Few writers loom as large in the world of terror as Stephen King. Since his debut novel Carrie in 1974, he’s churned out chilling tales at a remarkable pace—many adapted into iconic films and TV shows. You’d think the man who created Pennywise and Jack Torrance would be impervious to fright. Yet there’s one movie that left him reaching for the remote: The Blair Witch Project.
A Fractured Viewing Experience

King first encountered Blair Witch under less-than-ideal circumstances. He was recovering in a hospital bed, groggy on painkillers, watching a poor-quality bootleg on a tiny TV screen. As the trio of filmmakers wandered deeper into the woods, uncovering Lovecraftian symbols hanging from trees, King’s unease grew. He turned to his son and said, “Turn it off.” It was—he admitted—perhaps the only time he ever quit a horror movie halfway through. Those grainy images looked nothing like a polished Hollywood set; they felt like a genuine forest in which real people could vanish without a trace.

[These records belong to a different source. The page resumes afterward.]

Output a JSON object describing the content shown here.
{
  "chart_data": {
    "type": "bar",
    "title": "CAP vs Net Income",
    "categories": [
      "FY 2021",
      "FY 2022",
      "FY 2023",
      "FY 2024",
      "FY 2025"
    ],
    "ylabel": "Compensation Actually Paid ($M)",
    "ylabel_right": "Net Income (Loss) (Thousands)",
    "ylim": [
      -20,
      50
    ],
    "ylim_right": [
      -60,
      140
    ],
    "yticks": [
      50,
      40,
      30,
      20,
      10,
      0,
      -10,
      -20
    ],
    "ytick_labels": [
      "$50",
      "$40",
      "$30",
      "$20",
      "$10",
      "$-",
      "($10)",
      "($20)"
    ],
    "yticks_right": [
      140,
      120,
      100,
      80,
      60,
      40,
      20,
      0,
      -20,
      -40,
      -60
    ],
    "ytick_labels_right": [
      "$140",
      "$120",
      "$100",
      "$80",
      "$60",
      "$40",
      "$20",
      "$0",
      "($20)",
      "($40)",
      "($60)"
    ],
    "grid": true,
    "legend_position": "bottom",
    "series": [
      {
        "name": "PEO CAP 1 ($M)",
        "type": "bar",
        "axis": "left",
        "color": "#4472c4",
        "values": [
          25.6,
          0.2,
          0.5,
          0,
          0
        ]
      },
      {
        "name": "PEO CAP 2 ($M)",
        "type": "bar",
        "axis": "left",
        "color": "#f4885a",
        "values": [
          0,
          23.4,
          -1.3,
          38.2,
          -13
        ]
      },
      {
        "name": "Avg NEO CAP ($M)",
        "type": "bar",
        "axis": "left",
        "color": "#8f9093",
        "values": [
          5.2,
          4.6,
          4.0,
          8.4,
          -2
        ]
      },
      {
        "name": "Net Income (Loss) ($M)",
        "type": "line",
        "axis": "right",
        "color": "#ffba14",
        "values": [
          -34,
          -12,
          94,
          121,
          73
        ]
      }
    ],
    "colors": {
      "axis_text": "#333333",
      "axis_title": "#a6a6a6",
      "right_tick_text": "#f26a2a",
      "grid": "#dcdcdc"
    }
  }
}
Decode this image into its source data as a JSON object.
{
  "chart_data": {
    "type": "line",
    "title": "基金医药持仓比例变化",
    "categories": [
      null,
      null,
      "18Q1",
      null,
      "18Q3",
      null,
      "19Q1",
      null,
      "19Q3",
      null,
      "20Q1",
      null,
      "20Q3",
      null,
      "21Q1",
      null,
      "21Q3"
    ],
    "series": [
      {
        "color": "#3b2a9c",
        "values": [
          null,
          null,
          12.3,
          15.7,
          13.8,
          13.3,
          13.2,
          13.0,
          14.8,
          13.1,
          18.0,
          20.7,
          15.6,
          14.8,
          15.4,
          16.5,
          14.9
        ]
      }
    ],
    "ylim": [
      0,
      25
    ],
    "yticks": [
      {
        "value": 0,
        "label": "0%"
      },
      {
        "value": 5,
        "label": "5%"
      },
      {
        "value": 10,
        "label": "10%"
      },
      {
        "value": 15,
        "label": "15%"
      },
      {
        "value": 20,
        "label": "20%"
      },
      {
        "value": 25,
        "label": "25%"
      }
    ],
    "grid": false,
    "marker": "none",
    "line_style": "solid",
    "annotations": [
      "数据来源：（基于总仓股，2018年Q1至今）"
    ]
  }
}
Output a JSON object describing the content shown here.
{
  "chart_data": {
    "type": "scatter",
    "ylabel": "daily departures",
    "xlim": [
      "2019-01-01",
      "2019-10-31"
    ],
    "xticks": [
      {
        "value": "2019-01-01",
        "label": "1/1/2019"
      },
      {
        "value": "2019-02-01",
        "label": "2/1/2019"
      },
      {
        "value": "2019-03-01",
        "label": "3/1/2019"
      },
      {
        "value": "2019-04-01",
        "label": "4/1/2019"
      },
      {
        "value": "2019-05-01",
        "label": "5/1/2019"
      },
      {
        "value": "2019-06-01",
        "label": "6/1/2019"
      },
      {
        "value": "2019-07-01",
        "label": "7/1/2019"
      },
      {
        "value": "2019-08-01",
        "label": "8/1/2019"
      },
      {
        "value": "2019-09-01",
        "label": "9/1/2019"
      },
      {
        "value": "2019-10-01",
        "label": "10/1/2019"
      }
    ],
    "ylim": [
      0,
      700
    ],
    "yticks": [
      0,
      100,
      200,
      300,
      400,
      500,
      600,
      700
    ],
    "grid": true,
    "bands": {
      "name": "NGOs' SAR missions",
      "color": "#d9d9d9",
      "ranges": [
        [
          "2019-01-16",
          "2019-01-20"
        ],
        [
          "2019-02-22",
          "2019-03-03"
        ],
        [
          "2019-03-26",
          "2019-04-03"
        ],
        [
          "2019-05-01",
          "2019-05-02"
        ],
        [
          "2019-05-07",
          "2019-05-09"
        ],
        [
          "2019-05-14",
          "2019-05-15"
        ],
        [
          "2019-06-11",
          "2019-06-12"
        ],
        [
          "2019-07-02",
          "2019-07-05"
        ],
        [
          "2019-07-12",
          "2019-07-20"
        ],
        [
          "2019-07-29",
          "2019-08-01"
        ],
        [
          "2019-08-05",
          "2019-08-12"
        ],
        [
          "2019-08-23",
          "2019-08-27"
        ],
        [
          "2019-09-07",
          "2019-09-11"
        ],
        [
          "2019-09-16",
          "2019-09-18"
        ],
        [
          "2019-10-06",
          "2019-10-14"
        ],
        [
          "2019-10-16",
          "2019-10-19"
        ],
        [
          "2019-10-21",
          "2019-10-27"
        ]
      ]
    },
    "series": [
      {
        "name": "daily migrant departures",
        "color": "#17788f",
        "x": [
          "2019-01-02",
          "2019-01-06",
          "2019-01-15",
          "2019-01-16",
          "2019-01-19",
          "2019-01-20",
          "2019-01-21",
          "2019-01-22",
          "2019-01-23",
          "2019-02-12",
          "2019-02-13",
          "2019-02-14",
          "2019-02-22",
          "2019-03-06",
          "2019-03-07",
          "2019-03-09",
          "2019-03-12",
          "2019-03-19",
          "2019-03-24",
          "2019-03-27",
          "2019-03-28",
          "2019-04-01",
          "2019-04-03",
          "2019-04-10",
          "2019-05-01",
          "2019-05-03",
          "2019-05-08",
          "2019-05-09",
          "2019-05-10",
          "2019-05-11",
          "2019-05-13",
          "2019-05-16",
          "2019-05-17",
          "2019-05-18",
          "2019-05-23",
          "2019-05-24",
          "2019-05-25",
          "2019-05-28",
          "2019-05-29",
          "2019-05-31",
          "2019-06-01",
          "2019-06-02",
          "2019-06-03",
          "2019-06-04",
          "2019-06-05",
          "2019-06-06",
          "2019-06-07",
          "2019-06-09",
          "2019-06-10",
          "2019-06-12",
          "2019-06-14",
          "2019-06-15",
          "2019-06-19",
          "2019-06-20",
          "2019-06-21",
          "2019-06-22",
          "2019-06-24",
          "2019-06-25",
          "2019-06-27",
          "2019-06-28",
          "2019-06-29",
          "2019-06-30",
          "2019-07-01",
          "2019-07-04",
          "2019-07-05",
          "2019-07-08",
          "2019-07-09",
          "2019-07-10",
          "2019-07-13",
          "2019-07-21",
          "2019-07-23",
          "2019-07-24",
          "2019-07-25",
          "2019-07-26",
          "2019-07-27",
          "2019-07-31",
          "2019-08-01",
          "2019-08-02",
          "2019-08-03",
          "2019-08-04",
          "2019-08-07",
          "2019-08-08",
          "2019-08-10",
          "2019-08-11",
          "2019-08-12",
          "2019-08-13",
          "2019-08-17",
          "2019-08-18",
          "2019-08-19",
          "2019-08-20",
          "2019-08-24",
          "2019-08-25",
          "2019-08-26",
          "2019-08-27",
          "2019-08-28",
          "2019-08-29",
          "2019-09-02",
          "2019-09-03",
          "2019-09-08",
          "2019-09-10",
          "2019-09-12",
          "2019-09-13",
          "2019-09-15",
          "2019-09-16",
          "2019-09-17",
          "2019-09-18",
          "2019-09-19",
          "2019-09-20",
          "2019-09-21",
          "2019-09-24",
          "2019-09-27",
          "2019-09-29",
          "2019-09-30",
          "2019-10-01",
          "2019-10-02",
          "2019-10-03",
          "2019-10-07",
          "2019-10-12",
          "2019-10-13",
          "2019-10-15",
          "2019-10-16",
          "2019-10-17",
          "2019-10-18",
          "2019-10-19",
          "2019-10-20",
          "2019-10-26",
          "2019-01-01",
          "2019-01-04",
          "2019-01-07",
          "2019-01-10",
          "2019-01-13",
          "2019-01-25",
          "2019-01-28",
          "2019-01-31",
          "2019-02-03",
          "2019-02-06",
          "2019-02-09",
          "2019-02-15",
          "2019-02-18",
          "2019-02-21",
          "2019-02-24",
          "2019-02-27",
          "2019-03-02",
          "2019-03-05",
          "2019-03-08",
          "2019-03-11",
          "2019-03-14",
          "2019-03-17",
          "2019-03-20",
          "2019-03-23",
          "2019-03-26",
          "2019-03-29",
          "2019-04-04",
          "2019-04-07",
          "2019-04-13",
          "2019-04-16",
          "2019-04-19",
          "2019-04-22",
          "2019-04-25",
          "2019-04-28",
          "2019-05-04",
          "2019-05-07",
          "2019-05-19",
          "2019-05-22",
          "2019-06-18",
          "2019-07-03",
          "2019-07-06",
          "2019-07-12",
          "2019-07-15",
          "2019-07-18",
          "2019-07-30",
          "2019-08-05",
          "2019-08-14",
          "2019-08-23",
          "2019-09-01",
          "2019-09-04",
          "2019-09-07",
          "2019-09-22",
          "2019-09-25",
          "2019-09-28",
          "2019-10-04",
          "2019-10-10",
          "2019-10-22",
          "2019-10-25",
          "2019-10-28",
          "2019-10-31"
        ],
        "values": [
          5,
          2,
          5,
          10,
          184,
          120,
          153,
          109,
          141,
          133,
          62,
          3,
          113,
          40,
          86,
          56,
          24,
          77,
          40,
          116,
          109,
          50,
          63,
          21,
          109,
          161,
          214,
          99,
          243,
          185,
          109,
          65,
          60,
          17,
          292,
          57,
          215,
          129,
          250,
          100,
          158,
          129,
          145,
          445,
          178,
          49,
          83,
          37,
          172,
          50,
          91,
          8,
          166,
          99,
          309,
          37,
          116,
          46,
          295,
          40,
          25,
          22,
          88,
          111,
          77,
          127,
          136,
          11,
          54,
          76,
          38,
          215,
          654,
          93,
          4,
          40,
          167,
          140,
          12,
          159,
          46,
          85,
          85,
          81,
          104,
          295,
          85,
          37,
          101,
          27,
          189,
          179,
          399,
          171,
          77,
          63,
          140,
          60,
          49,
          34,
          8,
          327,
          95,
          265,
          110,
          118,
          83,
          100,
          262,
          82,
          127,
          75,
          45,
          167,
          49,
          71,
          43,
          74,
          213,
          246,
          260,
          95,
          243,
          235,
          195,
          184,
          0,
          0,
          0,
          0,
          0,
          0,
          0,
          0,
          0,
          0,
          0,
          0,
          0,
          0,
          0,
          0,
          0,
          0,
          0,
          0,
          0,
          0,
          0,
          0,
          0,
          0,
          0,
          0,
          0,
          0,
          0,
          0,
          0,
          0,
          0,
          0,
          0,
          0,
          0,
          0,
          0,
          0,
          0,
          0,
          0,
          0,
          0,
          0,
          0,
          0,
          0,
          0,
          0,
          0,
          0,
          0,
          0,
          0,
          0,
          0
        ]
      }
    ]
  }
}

The Birth of a Groundbreaking Genre

What made The Blair Witch Project so innovative was its pioneering of the found-footage style. This approach presents the story as raw, recovered footage shot by the characters themselves—whether via camcorder or shaky handheld camera—creating an immediate sense of authenticity. At the time, no one knew if audiences would buy into this conceit, but its success spawned a wave of similar films: Cloverfield, Paranormal Activity, even non-horror experiments like Chronicle and the French comedy Play.
When you watch Blair Witch today, its technique may seem familiar—but in 1999, it was a revelation. Seeing it as King did, in that stark, unedited form, explains why even a horror veteran found himself genuinely spooked. After all, when the lines between fiction and reality blur so convincingly, sometimes the scariest monsters are the ones that feel all too real.